Passaredo began operating in July 1995 with two EMB-120s and has since added a third. "We have a very promising market and we have local town councils asking for us to start a service to their town," Barros de Melo says.
Panatal, which was predicting revenues of $36 million in 1996 after seeing its income more than triple to $27 million in 1995, concentrates on convenience and targets executives, according to planning director Andre Medrado. "Our flights are geared, for example, to getting executives to Sao Paulo early in the morning and enabling them to fly out on the same day," he says, adding: "There is still a lot of room for growth. Brazil has a lot of towns and cities which have very few flights."
Panatal is one of the few Brazilian airlines to operate the Aero International (Regional) ATR- 42, which Medrado says is the most suitable for the country's small city-centre airports. It has three ATR-42-300s, in addition to two Brasilias, and plans to add another two every year. Panatal has 3.5% of the regional market.
Helisul was started in early 1995 as a subsidiary of Helisul Taxi Aereo, an air-taxi company which has been operating for 32 years, to take advantage of the boom in regional air travel, says director Jose Alfredo Ribas Oliveira. With five Brasilias and four Bandeirantes, Helisul services 17 cities in the south-eastern states of Paran and Santa Caterina.

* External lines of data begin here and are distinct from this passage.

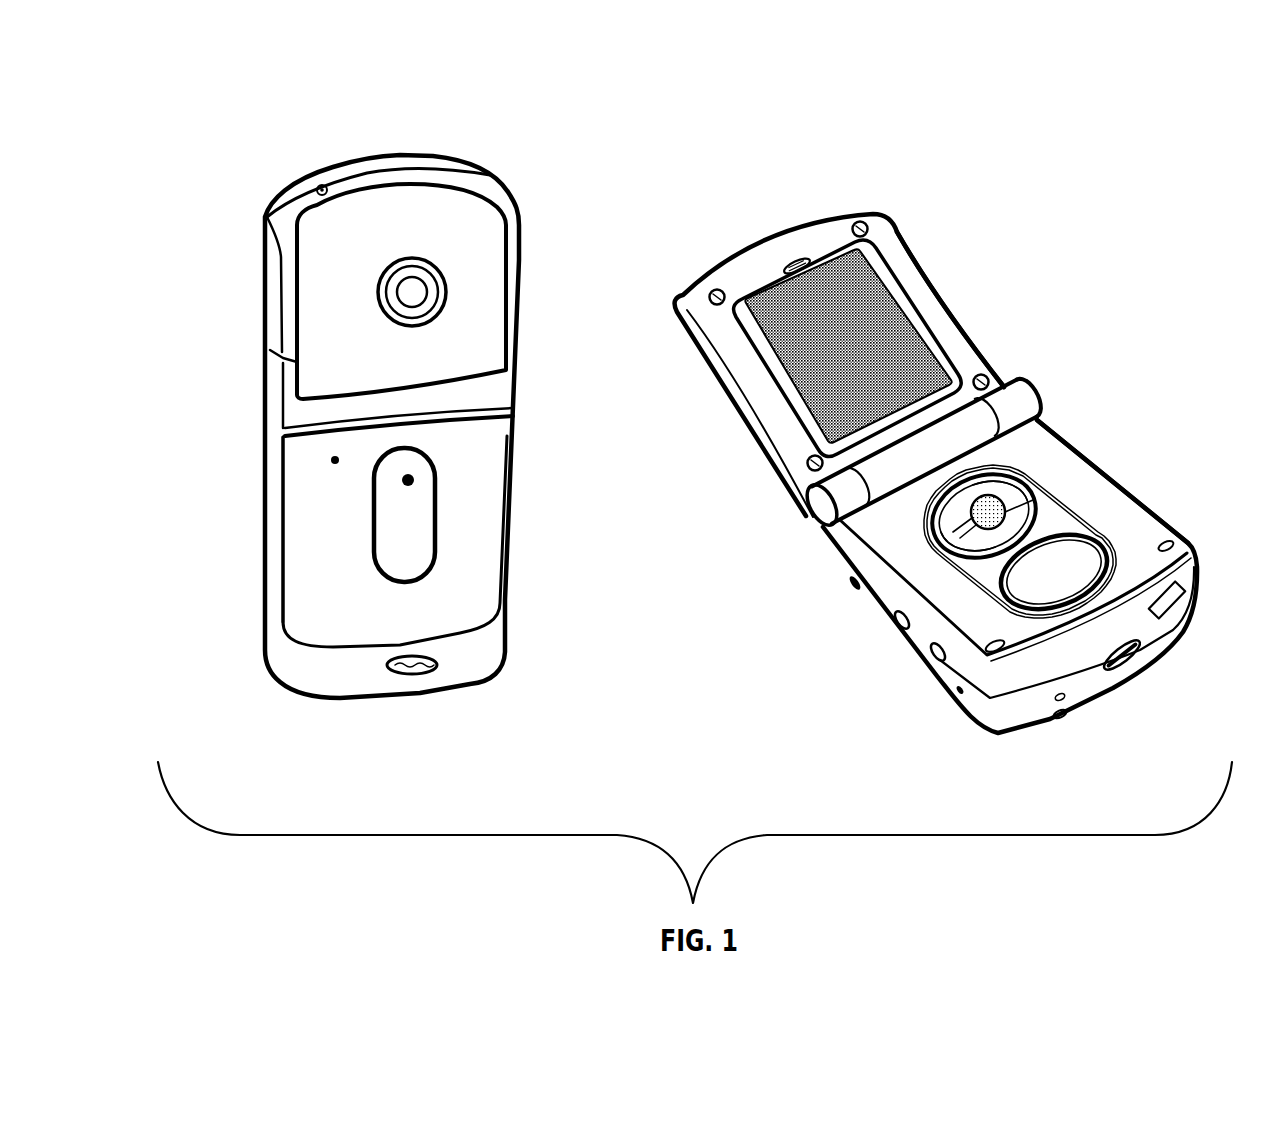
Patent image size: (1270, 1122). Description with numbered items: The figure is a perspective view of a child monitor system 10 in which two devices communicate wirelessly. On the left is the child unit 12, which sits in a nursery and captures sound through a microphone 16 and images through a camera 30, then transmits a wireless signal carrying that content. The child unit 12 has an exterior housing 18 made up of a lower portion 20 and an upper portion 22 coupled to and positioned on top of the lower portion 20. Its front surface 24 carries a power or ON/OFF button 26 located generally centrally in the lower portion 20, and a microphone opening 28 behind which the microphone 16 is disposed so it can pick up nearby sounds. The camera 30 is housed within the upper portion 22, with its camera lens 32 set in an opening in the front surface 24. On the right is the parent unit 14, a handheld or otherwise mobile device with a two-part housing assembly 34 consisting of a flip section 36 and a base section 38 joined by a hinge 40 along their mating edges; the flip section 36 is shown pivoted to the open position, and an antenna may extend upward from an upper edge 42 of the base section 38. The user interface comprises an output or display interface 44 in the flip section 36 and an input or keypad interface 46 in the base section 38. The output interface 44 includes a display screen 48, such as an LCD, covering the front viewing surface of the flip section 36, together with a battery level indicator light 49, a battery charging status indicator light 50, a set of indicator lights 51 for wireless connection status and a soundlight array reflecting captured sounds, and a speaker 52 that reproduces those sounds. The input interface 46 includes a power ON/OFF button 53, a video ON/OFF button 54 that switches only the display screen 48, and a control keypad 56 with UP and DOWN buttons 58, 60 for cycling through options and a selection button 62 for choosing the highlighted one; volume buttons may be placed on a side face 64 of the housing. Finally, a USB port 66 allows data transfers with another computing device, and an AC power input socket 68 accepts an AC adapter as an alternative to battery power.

The child monitor system 10 is at (635, 99).
The child unit 12 is at (262, 280).
The parent unit 14 is at (920, 263).
The microphone 16 is at (328, 460).
The exterior housing 18 is at (265, 641).
The lower portion 20 is at (510, 542).
The upper portion 22 is at (520, 292).
The front surface 24 is at (283, 570).
The power or ON/OFF button 26 is at (437, 515).
The microphone opening 28 is at (335, 465).
The camera 30 is at (442, 274).
The camera lens 32 is at (381, 313).
The housing assembly 34 is at (1062, 433).
The flip section 36 is at (944, 298).
The base section 38 is at (1126, 492).
The hinge 40 is at (1030, 390).
The upper edge 42 is at (827, 540).
The output or display interface 44 is at (786, 375).
The input or keypad interface 46 is at (950, 547).
The display screen 48 is at (775, 292).
The battery level indicator light 49 is at (1058, 722).
The battery charging status indicator light 50 is at (1183, 628).
The set of indicator lights 51 is at (748, 240).
The speaker 52 is at (1123, 664).
The power ON/OFF button 53 is at (895, 634).
The video ON/OFF button 54 is at (1108, 573).
The control keypad 56 is at (1023, 481).
The UP button 58 is at (938, 522).
The DOWN button 60 is at (1035, 523).
The selection button 62 is at (1005, 505).
The side face 64 is at (1164, 525).
The USB port 66 is at (1181, 604).
The AC power input socket 68 is at (935, 663).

InterBrasil Star, meanwhile, began operations in 1995 as a subsidiary of TransBrasil, which was eager to get into the regional market, operating three EMB-120s. InterBrasil, Panatal and Passaredo, meanwhile, are among the airlines to which the DAC has redistributed routes no longer operated by troubled Brazilian regional TABA. RioSul and TAM, along with regionals Penta Transportes Aereos and Total, have also taken over former TABA routes.
Satisfactory set-up
Brazil's regionals agree that they are happier with the current set-up than with all-out, free-for-all deregulation, saying that the restrictions which still apply have prevented too many companies from sprouting and have avoided overloading the country's infrastructure. The October 1996 crash of a TAM Fokker 100 at Congonhas, which killed all 96 people on board and eight on the ground, underlined the overcrowding at Sao Paulo's small city-centre and served to highlight the challenges still facing the country's burgeoning regional airlines.